I'll give you that the spread for light come out of the
whole array and into the pipe is 30 minutes, the same as
the sun subtends in the sky. So that would be an average
deviation of something like 10 minutes, or .003 radians.
(Actually achieving that may be a headache, but I bet it
could be done if it mattered. Although I believe that
it doesn't matter that much, since even if light went into
the pipe with only small angular errors, the average incidence
angle would rapidly increase due to somewhat random reflections
off the walls. See below.)
This stuff:
http://www.revelationlighting.co.uk/OLF%20Spec.pdf
has a .99 reflectivity for angles less than 27 deg,
That's pretty good reflectivity. Plastic tends to
crinkle, though, so you'll need some sort of backing
to help keep it flat.
> and almost all the
loss comes from the points not being sharp.
Lost me there. What points?
At .999, which the
optical guys say is not hard, and a 30 meter diameter light pipe, the
loss is about 7%. One option is to fill the pipe with argon which
reduces the Rayleigh scattering.
Working backwards, you're assuming around ln(.93)/ln(.999) = 73
reflections? For a 30 km light pipe, that's around one reflection
every 400 meters, for an average angle of 30/400 = .075 radians,
or 4 degrees. It would take a thorough analysis, but I'm betting
that successive reflections from the slightly crinkly walls of the
light pipe would gradually increase the average incidence angle,
pretty much like a random walk.
O.K., I'll buy that, if you can get .999 reflectance at angles
of a few degrees.
There is 4 GW coming down the pipe. At 7% loss, 280 MW. The area of
a 30 meter x 20 km pipe is 2 million square meters so the loss would
be 140 W per square meter. In open air it is only going to get
slightly warm.
O.K., but what about localized losses? Suppose there's a sharp
bend when the light pipe hits the jet stream, or something?

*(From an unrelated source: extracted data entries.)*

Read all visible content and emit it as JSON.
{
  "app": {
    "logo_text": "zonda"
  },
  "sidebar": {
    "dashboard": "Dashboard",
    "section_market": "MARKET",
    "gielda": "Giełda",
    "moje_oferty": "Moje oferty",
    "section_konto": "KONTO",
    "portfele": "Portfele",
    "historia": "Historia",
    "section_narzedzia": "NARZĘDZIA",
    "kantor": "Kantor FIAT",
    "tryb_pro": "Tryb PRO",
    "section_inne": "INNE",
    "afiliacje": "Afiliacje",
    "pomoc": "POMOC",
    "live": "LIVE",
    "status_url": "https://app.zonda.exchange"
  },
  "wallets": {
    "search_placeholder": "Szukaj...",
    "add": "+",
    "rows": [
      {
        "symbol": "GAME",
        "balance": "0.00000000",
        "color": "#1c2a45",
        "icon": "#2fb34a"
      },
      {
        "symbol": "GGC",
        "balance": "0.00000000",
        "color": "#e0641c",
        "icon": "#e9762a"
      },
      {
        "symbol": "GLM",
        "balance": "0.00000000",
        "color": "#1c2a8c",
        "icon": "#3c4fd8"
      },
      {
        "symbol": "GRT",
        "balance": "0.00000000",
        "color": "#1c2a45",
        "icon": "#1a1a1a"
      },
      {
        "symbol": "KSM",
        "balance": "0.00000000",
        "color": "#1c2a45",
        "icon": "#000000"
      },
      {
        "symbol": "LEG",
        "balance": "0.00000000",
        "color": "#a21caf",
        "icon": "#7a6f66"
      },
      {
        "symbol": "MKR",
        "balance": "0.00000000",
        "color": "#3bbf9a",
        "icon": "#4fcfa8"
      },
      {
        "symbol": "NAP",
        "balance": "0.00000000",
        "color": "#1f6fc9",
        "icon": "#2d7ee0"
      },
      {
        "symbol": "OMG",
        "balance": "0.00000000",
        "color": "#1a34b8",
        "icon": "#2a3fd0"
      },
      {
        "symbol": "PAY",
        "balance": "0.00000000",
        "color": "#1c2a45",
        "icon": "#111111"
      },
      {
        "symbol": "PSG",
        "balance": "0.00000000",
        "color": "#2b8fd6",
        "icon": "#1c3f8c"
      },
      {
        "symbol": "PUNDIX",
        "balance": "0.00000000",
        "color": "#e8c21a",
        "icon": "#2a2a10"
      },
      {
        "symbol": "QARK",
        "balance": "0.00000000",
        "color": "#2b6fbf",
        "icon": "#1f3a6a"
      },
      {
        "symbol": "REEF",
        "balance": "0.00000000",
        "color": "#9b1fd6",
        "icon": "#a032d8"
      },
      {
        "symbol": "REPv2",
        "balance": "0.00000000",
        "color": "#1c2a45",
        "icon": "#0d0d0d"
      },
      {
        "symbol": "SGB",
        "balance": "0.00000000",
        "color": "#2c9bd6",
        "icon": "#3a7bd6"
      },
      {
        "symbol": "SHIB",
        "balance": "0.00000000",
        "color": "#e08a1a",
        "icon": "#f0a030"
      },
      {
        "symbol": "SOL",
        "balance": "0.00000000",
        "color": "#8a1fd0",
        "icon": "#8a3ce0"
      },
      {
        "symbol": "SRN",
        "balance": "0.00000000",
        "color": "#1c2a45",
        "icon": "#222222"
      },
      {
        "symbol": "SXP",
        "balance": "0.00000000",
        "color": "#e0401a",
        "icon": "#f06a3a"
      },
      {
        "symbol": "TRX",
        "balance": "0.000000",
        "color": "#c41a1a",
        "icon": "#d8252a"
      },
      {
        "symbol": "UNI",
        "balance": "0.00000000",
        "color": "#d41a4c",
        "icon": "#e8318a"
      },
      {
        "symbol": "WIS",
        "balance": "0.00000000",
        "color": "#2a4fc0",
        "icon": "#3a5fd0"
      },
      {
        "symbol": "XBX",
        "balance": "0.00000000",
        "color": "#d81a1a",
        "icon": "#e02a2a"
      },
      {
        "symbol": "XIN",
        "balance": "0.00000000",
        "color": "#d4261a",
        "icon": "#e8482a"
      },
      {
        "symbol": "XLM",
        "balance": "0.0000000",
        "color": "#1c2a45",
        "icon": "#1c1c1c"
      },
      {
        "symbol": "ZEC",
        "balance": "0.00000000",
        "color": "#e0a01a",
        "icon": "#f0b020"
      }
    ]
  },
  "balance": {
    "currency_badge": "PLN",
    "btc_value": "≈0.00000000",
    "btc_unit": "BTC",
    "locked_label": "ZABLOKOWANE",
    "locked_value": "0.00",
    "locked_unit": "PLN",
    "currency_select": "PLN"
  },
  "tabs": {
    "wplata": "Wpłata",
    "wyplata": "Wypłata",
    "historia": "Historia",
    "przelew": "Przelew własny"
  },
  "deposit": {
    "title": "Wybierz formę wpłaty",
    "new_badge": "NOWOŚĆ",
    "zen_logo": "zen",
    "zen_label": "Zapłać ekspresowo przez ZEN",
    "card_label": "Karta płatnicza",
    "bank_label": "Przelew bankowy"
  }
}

If the pipe bends something like 45 degrees over 300 meters, then
you'd have basically all the light hitting one side of the pipe
over around 100 meters. And it would hit at a 10 or 15 degree
angle, which probably decreases reflectivity to .995 or so?
Then you've got .005 of 4GW hitting an area of around 100*30
square meters, giving .005*4GW/3000 = 7000 watts per meter.
So that's as hot as grabbing a 60 watt incandescent bulb?
It might still work, but things are getting tricky.
For instance, after that one bend the average light ray
is going to be hitting the sides of the pipe at 10 or 15 degree
angles all the way down. (Unless you've got a mechanism to
"straighten out" rays that are bouncing off the sides too much?
I can't think of an easy one.)
If you have a ray permanently at an angle of .2 radians, it
hits every 150 meters, which would be around 100 times over 20 km.
And if reflectivity is down to .995 at that angle, you're left
with .995^100 = 60% of the light at the bottom.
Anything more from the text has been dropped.